Hi to all. I'm working on my university project, where I use Elasticsearch to find similar texts using a "match" query.
Here is an example of one document from my dataset:
""_ident": "5/425/2020",
"versions": [
{
"version": "20250506",
"headlines": [
{},
{
"paragraf_id": "predpis.nadpis",
"title": "o štátnom rozpočte na rok 2021"
}
],
"text": " Podnikateľ Horskej záchrannej služby, policajtov, príslušníkov finančnej správy a profesionálnych vojakov.14)"
}
]"
This is the mapping i use:
PUT /test_index
{
"mappings": {
"properties": {
"_ident": {
"type": "keyword"
},
"versions": {
"type": "nested",
"properties": {
"version": {
"type": "integer"
},
"headlines": {
"type": "nested",
"properties": {
"paragraf_id": {
"type": "keyword"
},
"title": {
"type": "text"
}
}
},
"text": {
"type": "text"
}
}
}
}
}
}
I need to make a query that will find all similar documents by the "text" field, and also return only those documents in which the "version" field will be less than the number I specified, and also, if, for example, two or more found documents have the same value in the "field" _ident" then the answer will contain only one of these documents with the largest "version" value and at the same time less than the specified number. Note (the number in the "version" field is the date of adoption of the law, but it is written in INT format).

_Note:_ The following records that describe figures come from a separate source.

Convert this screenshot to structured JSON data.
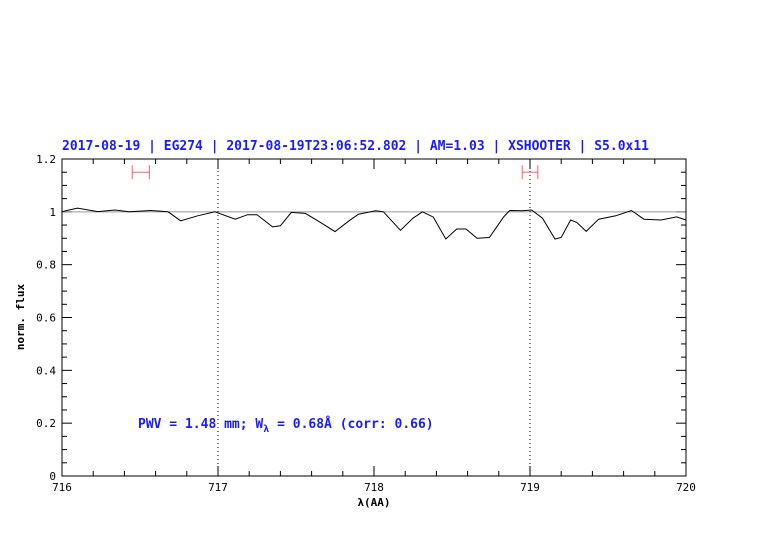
{
  "chart_data": {
    "type": "line",
    "title": "2017-08-19 | EG274 | 2017-08-19T23:06:52.802 | AM=1.03 | XSHOOTER | S5.0x11",
    "xlabel": "λ(AA)",
    "ylabel": "norm. flux",
    "xlim": [
      716,
      720
    ],
    "ylim": [
      0,
      1.2
    ],
    "xticks": [
      "716",
      "717",
      "718",
      "719",
      "720"
    ],
    "yticks": [
      "0",
      "0.2",
      "0.4",
      "0.6",
      "0.8",
      "1",
      "1.2"
    ],
    "grid": false,
    "reference_line_y": 1,
    "vertical_markers_x": [
      717,
      719
    ],
    "error_bars": [
      {
        "x": [
          716.45,
          716.56
        ],
        "y": 1.15
      },
      {
        "x": [
          718.95,
          719.05
        ],
        "y": 1.15
      }
    ],
    "annotation": {
      "prefix": "PWV = 1.48 mm; W",
      "subscript": "λ",
      "suffix": " = 0.68Å (corr: 0.66)"
    },
    "series": [
      {
        "x": [
          716.0,
          716.03,
          716.1,
          716.23,
          716.34,
          716.43,
          716.57,
          716.68,
          716.76,
          716.87,
          716.98,
          717.11,
          717.19,
          717.25,
          717.35,
          717.4,
          717.47,
          717.56,
          717.64,
          717.75,
          717.84,
          717.9,
          718.01,
          718.06,
          718.17,
          718.25,
          718.31,
          718.38,
          718.46,
          718.53,
          718.59,
          718.66,
          718.74,
          718.83,
          718.87,
          718.95,
          719.01,
          719.08,
          719.16,
          719.2,
          719.26,
          719.3,
          719.36,
          719.44,
          719.55,
          719.65,
          719.73,
          719.84,
          719.94,
          720.0
        ],
        "y": [
          1.0,
          1.005,
          1.014,
          1.001,
          1.007,
          1.0,
          1.005,
          1.0,
          0.966,
          0.985,
          1.0,
          0.972,
          0.989,
          0.989,
          0.943,
          0.947,
          0.998,
          0.994,
          0.966,
          0.925,
          0.966,
          0.991,
          1.004,
          1.0,
          0.93,
          0.976,
          1.0,
          0.98,
          0.897,
          0.935,
          0.935,
          0.9,
          0.903,
          0.98,
          1.005,
          1.004,
          1.007,
          0.976,
          0.897,
          0.903,
          0.969,
          0.96,
          0.926,
          0.972,
          0.985,
          1.005,
          0.972,
          0.969,
          0.981,
          0.969
        ]
      }
    ],
    "colors": {
      "line": "#000000",
      "reference": "#d87070",
      "error_bar": "#ff6060",
      "text": "#1a1aff"
    }
  }
}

For greater clarity, I will give a practical example.
Here I have four documents:
{
"_ident": "5/425/2020",
"versions": [
{
"version": "20210506",
"headlines": [
{},
{
"paragraf_id": "predpis.nadpis",
"title": "o štátnom rozpočte na rok 2021"
}
],
"text": "Sixty-Four comes asking for bread."
}
]
}
{
"_ident": "5/425/2020",
"versions": [
{
"version": "20190506",
"headlines": [
{},
{
"paragraf_id": "predpis.nadpis",
"title": "o štátnom rozpočte na rok 2021"
}
],
"text": "Sixty-Four comes asking for bread."
}
]
}
{
"_ident": "5/425/2020",
"versions": [
{
"version": "20170406",
"headlines": [
{},
{
"paragraf_id": "predpis.nadpis",
"title": "o štátnom rozpočte na rok 2021"
}
],
"text": "Sixty-Four comes asking for bread."
}
]
}
{
"_ident": "5/7/2023",
"versions": [
{
"version": "20170406",
"headlines": [
{},
{
"paragraf_id": "predpis.nadpis",
"title": "o štátnom rozpočte na rok 2021"
}
],
"text": "Sixty-Four comes asking for bread."
}
]
}
And I want to get documents that are matched with word "comes" and their version less than "20210506": so responce should contain document with: "_ident": "5/425/2020","version": "20190506" and document with: "_ident": "5/7/2023", "version": "20170406".
I made this query, but it doesn't work:
GET /test_index/_search
{
"query": {
"bool": {
"must": [
{
"nested": {
"path": "versions",
"query": {
"match": {
"versions.text": "comes"
}
}
}
},
{
"script": {
"script": {
"source": """
def threshold = params.threshold;
def maxVersion = doc['versions.version'].size() > 0 ? doc['versions.version'].value : 0;
return maxVersion < threshold;
""",
"params": {
"threshold": 20210101
}
}
}
}
]
}
}
}
Could you help me please to make a query that will work?